The fire had burned up fairly bright, and showed me the barest room I think I ever put my eyes on. Half-a-dozen dishes stood upon the shelves; the table was laid for supper with a bowl of porridge, a horn spoon, and a cup of small beer. Besides what I have named, there was not another thing in that great, stone-vaulted, empty chamber but lockfast chests arranged along the wall and a corner cupboard with a padlock.

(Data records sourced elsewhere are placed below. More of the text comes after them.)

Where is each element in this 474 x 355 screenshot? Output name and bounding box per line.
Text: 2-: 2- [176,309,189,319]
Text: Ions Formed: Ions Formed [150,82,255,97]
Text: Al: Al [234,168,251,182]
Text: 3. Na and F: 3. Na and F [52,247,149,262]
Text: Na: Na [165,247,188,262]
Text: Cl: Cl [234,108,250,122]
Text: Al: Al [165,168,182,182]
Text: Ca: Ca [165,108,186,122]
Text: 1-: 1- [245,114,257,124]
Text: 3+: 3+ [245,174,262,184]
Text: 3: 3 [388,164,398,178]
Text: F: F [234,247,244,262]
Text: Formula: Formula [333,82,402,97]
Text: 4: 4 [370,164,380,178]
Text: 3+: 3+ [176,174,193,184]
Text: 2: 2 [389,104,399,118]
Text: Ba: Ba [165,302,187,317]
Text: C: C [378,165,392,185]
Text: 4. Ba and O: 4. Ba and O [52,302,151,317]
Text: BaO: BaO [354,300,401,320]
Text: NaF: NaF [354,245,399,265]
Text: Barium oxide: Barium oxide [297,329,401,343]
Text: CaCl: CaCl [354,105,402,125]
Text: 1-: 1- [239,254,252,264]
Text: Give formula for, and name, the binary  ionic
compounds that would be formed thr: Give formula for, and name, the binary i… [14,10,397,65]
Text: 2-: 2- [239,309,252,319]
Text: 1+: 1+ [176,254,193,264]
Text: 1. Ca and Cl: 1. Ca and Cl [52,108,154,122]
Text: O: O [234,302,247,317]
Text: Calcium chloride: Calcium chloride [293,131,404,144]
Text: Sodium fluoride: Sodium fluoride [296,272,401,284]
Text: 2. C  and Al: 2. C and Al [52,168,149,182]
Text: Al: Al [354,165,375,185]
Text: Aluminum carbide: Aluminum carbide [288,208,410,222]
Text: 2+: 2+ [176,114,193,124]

As soon as the last chain was up, the man rejoined me. He was a mean, stooping, narrow-shouldered, clay-faced creature; and his age might have been anything between fifty and seventy. His nightcap was of flannel, and so was the nightgown that he wore, instead of coat and waistcoat, over his ragged shirt. He was long unshaved; but what most distressed and even daunted me, he would neither take his eyes away from me nor look me fairly in the face. What he was, whether by trade or birth, was more than I could fathom; but he seemed most like an old, unprofitable serving-man, who should have been left in charge of that big house upon board wages.
“Are ye sharp-set?” he asked, glancing at about the level of my knee. “Ye can eat that drop parritch?”